Pour appuyer son propos, elle montre sur son téléphone portable des vidéos qu’elle présente comme récentes et qui proviendraient du Nord et du Sud-Kivu. On y voit des miliciens en uniforme marchant au pas en chantant des airs incendiaires contre les «
cafards », le surnom donné aux Tutsis par les tueurs du régime génocidaire rwandais de 1994. Des vidéos montrent des cadavres de «
Tutsis congolais », les Banyamulenges, les jambes découpées comme en 1994. Sur d’autres images, on voit des membres des FDLR (Forces démocratiques de libération du Rwanda), un groupe armé fondé au début des années 2000 par des génocidaires hutus réfugiés en RDC, attaquer des villageois. «
Ces vidéos me replongent dans ce que nous avons vécu ici, c’est terrible », assure-t-elle.

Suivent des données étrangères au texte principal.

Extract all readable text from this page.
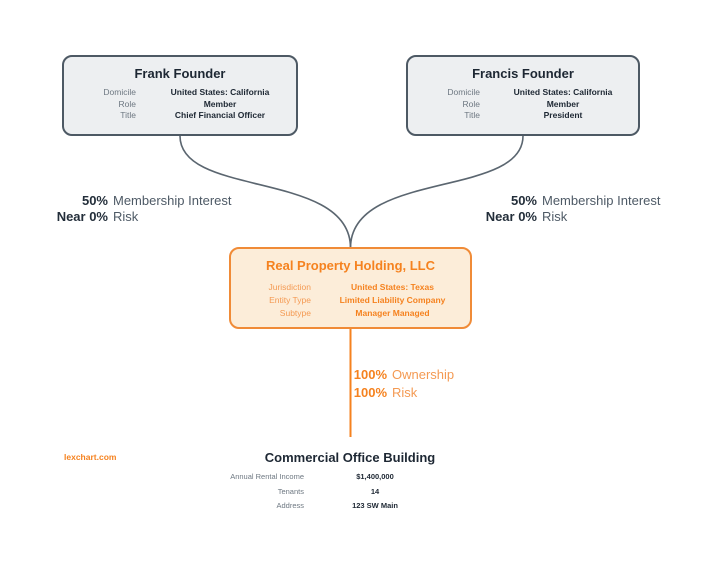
Frank Founder
Domicile	United States: California
Role	Member
Title	Chief Financial Officer
Francis Founder
Domicile	United States: California
Role	Member
Title	President
50% Membership Interest
Near 0% Risk
50% Membership Interest
Near 0% Risk
Real Property Holding, LLC
Jurisdiction	United States: Texas
Entity Type	Limited Liability Company
Subtype	Manager Managed
100% Ownership
100% Risk
Commercial Office Building
Annual Rental Income	$1,400,000
Tenants	14
Address	123 SW Main
lexchart.com
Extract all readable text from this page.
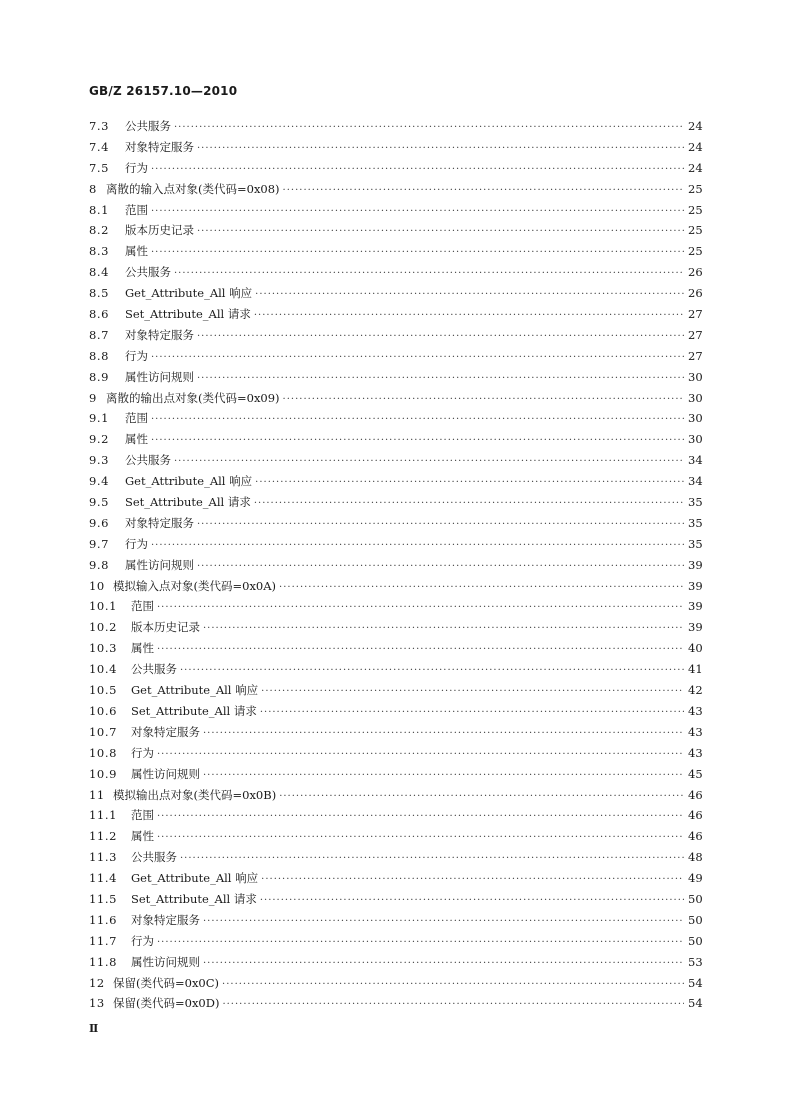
GB/Z 26157.10—2010
7.3	公共服务 ·····	24
7.4	对象特定服务 ·····	24
7.5	行为 ·····	24
8 离散的输入点对象(类代码=0x08) ·····	25
8.1	范围 ·····	25
8.2	版本历史记录 ·····	25
8.3	属性 ·····	25
8.4	公共服务 ·····	26
8.5	Get_Attribute_All 响应 ·····	26
8.6	Set_Attribute_All 请求 ·····	27
8.7	对象特定服务 ·····	27
8.8	行为 ·····	27
8.9	属性访问规则 ·····	30
9 离散的输出点对象(类代码=0x09) ·····	30
9.1	范围 ·····	30
9.2	属性 ·····	30
9.3	公共服务 ·····	34
9.4	Get_Attribute_All 响应 ·····	34
9.5	Set_Attribute_All 请求 ·····	35
9.6	对象特定服务 ·····	35
9.7	行为 ·····	35
9.8	属性访问规则 ·····	39
10 模拟输入点对象(类代码=0x0A) ·····	39
10.1	范围 ·····	39
10.2	版本历史记录 ·····	39
10.3	属性 ·····	40
10.4	公共服务 ·····	41
10.5	Get_Attribute_All 响应 ·····	42
10.6	Set_Attribute_All 请求 ·····	43
10.7	对象特定服务 ·····	43
10.8	行为 ·····	43
10.9	属性访问规则 ·····	45
11 模拟输出点对象(类代码=0x0B) ·····	46
11.1	范围 ·····	46
11.2	属性 ·····	46
11.3	公共服务 ·····	48
11.4	Get_Attribute_All 响应 ·····	49
11.5	Set_Attribute_All 请求 ·····	50
11.6	对象特定服务 ·····	50
11.7	行为 ·····	50
11.8	属性访问规则 ·····	53
12 保留(类代码=0x0C) ·····	54
13 保留(类代码=0x0D) ·····	54
Ⅱ
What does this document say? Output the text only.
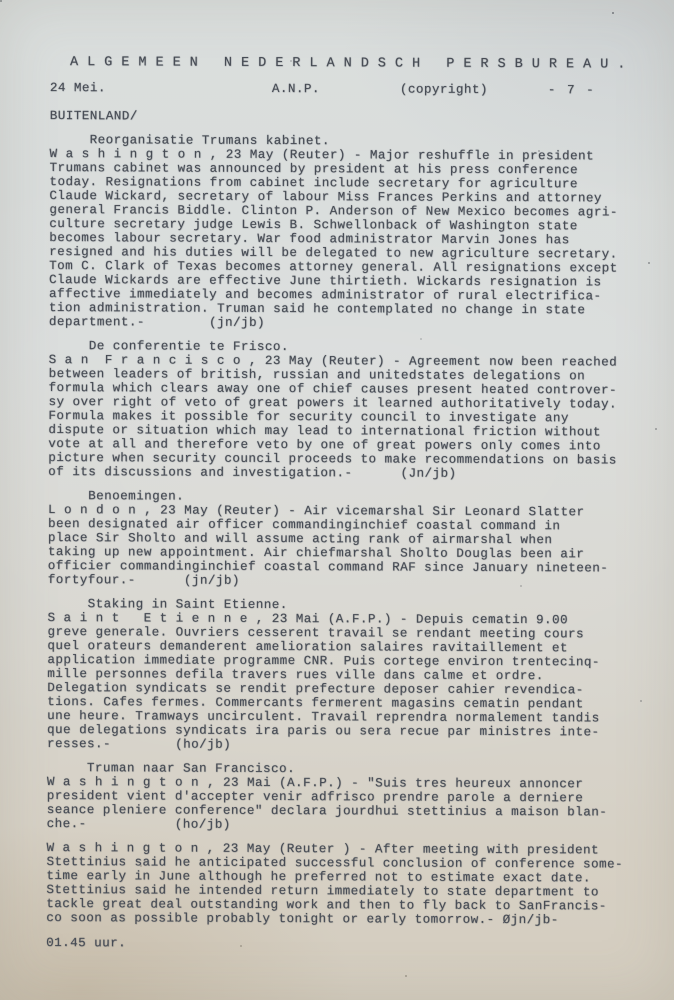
A L G E M E E N   N E D E R L A N D S C H   P E R S B U R E A U .
24 Mei.	A.N.P.	(copyright)	- 7 -
BUITENLAND/
Reorganisatie Trumans kabinet.
W a s h i n g t o n , 23 May (Reuter) - Major reshuffle in president
Trumans cabinet was announced by president at his press conference
today. Resignations from cabinet include secretary for agriculture
Claude Wickard, secretary of labour Miss Frances Perkins and attorney
general Francis Biddle. Clinton P. Anderson of New Mexico becomes agri-
culture secretary judge Lewis B. Schwellonback of Washington state
becomes labour secretary. War food administrator Marvin Jones has
resigned and his duties will be delegated to new agriculture secretary.
Tom C. Clark of Texas becomes attorney general. All resignations except
Claude Wickards are effective June thirtieth. Wickards resignation is
affective immediately and becomes administrator of rural electrifica-
tion administration. Truman said he contemplated no change in state
department.-        (jn/jb)
De conferentie te Frisco.
S a n  F r a n c i s c o , 23 May (Reuter) - Agreement now been reached
between leaders of british, russian and unitedstates delegations on
formula which clears away one of chief causes present heated controver-
sy over right of veto of great powers it learned authoritatively today.
Formula makes it possible for security council to investigate any
dispute or situation which may lead to international friction without
vote at all and therefore veto by one of great powers only comes into
picture when security council proceeds to make recommendations on basis
of its discussions and investigation.-      (Jn/jb)
Benoemingen.
L o n d o n , 23 May (Reuter) - Air vicemarshal Sir Leonard Slatter
been designated air officer commandinginchief coastal command in
place Sir Sholto and will assume acting rank of airmarshal when
taking up new appointment. Air chiefmarshal Sholto Douglas been air
officier commandinginchief coastal command RAF since January nineteen-
fortyfour.-      (jn/jb)
Staking in Saint Etienne.
S a i n t   E t i e n n e , 23 Mai (A.F.P.) - Depuis cematin 9.00
greve generale. Ouvriers cesserent travail se rendant meeting cours
quel orateurs demanderent amelioration salaires ravitaillement et
application immediate programme CNR. Puis cortege environ trentecinq-
mille personnes defila travers rues ville dans calme et ordre.
Delegation syndicats se rendit prefecture deposer cahier revendica-
tions. Cafes fermes. Commercants fermerent magasins cematin pendant
une heure. Tramways uncirculent. Travail reprendra normalement tandis
que delegations syndicats ira paris ou sera recue par ministres inte-
resses.-        (ho/jb)
Truman naar San Francisco.
W a s h i n g t o n , 23 Mai (A.F.P.) - "Suis tres heureux annoncer
president vient d'accepter venir adfrisco prendre parole a derniere
seance pleniere conference" declara jourdhui stettinius a maison blan-
che.-           (ho/jb)
W a s h i n g t o n , 23 May (Reuter ) - After meeting with president
Stettinius said he anticipated successful conclusion of conference some-
time early in June although he preferred not to estimate exact date.
Stettinius said he intended return immediately to state department to
tackle great deal outstanding work and then to fly back to SanFrancis-
co soon as possible probably tonight or early tomorrow.- Øjn/jb-
01.45 uur.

Moïse, un Rwandais qui réside à Gisenyi (ouest du Rwanda), travaille juste de l’autre côté de la frontière, à Goma (RD-Congo), où il se fait passer pour un Hutu. Si les Banyamulenges ne sont pas directement menacés en ville, confie-t-il, ils le sont ouvertement par les FDLR et l’armée congolaise sur les collines environnantes. «
Cela m’évoque 1994, c’est insensé, comme si rien ne s’était passé », regrette aussi une religieuse bénédictine de Gisenyi.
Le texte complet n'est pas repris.